Harper Lee já se interessava por literatura desde a época do colégio, mas decidiu estudar Direito na faculdade. Depois de alguns anos acumulando frustrações, ela abandonou os estudos e partiu para Nova York com o objetivo de se tornar escritora; em 1960, lançou sua única obra, O sol é para todos, que venceu o Prêmio Pulitzer e é considerado hoje um dos grandes clássicos da literatura americana moderna. Em 2015, cinquenta e cinco anos após o lançamento de seu primeiro livro, Lee lançou a sequência, intitulada Vá, coloque um vigia.
William Faulkner
Charles Dickens
O vencedor do Nobel de Literatura de 1949 nunca teve um diploma universitário; por medir um metro e sessenta, foi recusado pelo serviço militar americano e acabou por alistar-se na força aérea canadense, onde serviu por um ano. Mais tarde, entrou na Universidade do Mississipi, mas logo largou os estudos e foi trabalhar como assistente numa livraria, pouco antes de lançar sua primeira coletânea de poemas, aos vinte e sete anos. O associado da TAG teve a oportunidade de conhecer seu complexo e poderoso estilo em janeiro de 2015, com o envio de O intruso.

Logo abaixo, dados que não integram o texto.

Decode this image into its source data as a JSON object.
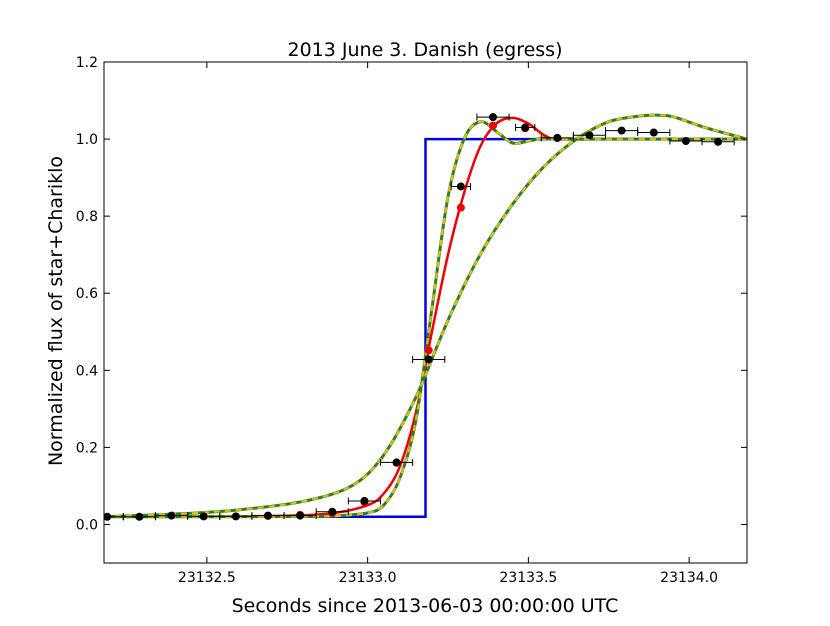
{
  "chart_data": {
    "type": "line",
    "title": "2013 June 3. Danish (egress)",
    "xlabel": "Seconds since 2013-06-03 00:00:00 UTC",
    "ylabel": "Normalized flux of star+Chariklo",
    "xlim": [
      23132.18,
      23134.18
    ],
    "ylim": [
      -0.1,
      1.2
    ],
    "x_ticks": [
      23132.5,
      23133.0,
      23133.5,
      23134.0
    ],
    "x_tick_labels": [
      "23132.5",
      "23133.0",
      "23133.5",
      "23134.0"
    ],
    "y_ticks": [
      0.0,
      0.2,
      0.4,
      0.6,
      0.8,
      1.0,
      1.2
    ],
    "y_tick_labels": [
      "0.0",
      "0.2",
      "0.4",
      "0.6",
      "0.8",
      "1.0",
      "1.2"
    ],
    "grid": false,
    "legend": "none",
    "colors": {
      "observations": "#000000",
      "square_well": "#0000dd",
      "best_fit": "#ee0000",
      "green": "#2e7d2e",
      "yellow": "#e0c000"
    },
    "observations": {
      "x": [
        23132.19,
        23132.29,
        23132.39,
        23132.49,
        23132.59,
        23132.69,
        23132.79,
        23132.89,
        23132.99,
        23133.09,
        23133.19,
        23133.29,
        23133.39,
        23133.49,
        23133.59,
        23133.69,
        23133.79,
        23133.89,
        23133.99,
        23134.09
      ],
      "y": [
        0.02,
        0.02,
        0.023,
        0.021,
        0.021,
        0.023,
        0.023,
        0.033,
        0.061,
        0.161,
        0.428,
        0.877,
        1.057,
        1.03,
        1.003,
        1.01,
        1.022,
        1.017,
        0.995,
        0.993
      ],
      "xerr": [
        0.05,
        0.05,
        0.05,
        0.05,
        0.05,
        0.05,
        0.05,
        0.05,
        0.05,
        0.05,
        0.05,
        0.03,
        0.05,
        0.03,
        0.05,
        0.05,
        0.05,
        0.05,
        0.05,
        0.05
      ]
    },
    "square_well": {
      "x": [
        23132.18,
        23133.18,
        23133.18,
        23134.18
      ],
      "y": [
        0.02,
        0.02,
        1.0,
        1.0
      ]
    },
    "best_fit_curve": {
      "x": [
        23132.18,
        23132.4,
        23132.6,
        23132.8,
        23132.9,
        23133.0,
        23133.05,
        23133.1,
        23133.15,
        23133.2,
        23133.25,
        23133.3,
        23133.35,
        23133.4,
        23133.45,
        23133.5,
        23133.55,
        23133.6,
        23133.8,
        23134.18
      ],
      "y": [
        0.02,
        0.02,
        0.021,
        0.024,
        0.03,
        0.05,
        0.08,
        0.15,
        0.29,
        0.5,
        0.7,
        0.86,
        0.98,
        1.04,
        1.055,
        1.04,
        1.01,
        1.0,
        1.0,
        1.0
      ]
    },
    "best_fit_points": {
      "x": [
        23132.69,
        23132.79,
        23132.89,
        23132.99,
        23133.09,
        23133.19,
        23133.29,
        23133.39,
        23133.49,
        23133.59
      ],
      "y": [
        0.022,
        0.025,
        0.03,
        0.058,
        0.16,
        0.452,
        0.822,
        1.035,
        1.028,
        1.003
      ]
    },
    "diffraction_curve_narrow": {
      "x": [
        23132.18,
        23132.4,
        23132.6,
        23132.8,
        23132.9,
        23133.0,
        23133.05,
        23133.1,
        23133.15,
        23133.2,
        23133.25,
        23133.3,
        23133.35,
        23133.4,
        23133.45,
        23133.5,
        23133.55,
        23133.6,
        23134.18
      ],
      "y": [
        0.02,
        0.02,
        0.02,
        0.021,
        0.022,
        0.03,
        0.05,
        0.12,
        0.27,
        0.56,
        0.85,
        1.0,
        1.045,
        1.02,
        0.99,
        0.995,
        1.003,
        1.0,
        1.0
      ]
    },
    "diffraction_curve_wide": {
      "x": [
        23132.18,
        23132.4,
        23132.6,
        23132.8,
        23132.95,
        23133.05,
        23133.15,
        23133.25,
        23133.35,
        23133.45,
        23133.55,
        23133.65,
        23133.75,
        23133.85,
        23133.9,
        23133.95,
        23134.05,
        23134.18
      ],
      "y": [
        0.02,
        0.027,
        0.038,
        0.06,
        0.1,
        0.18,
        0.33,
        0.53,
        0.7,
        0.83,
        0.93,
        1.0,
        1.045,
        1.06,
        1.062,
        1.058,
        1.03,
        1.0
      ]
    }
  }
}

Com mais sete irmãos, Dickens recebeu uma educação formal esporádica, que foi interrompida quando seu pai foi preso e ele passou a trabalhar, com apenas doze anos de idade, em uma fábrica com condições de trabalho degradantes. Mais tarde, seu pai foi solto e ele voltou aos estudos, apenas para abandonar em definitivo aos quinze. A infância sofrida foi ponto de partida para a maioria das obras de Dickens, em especial David Copperfield, considerado o mais autobiográfico de seus livros.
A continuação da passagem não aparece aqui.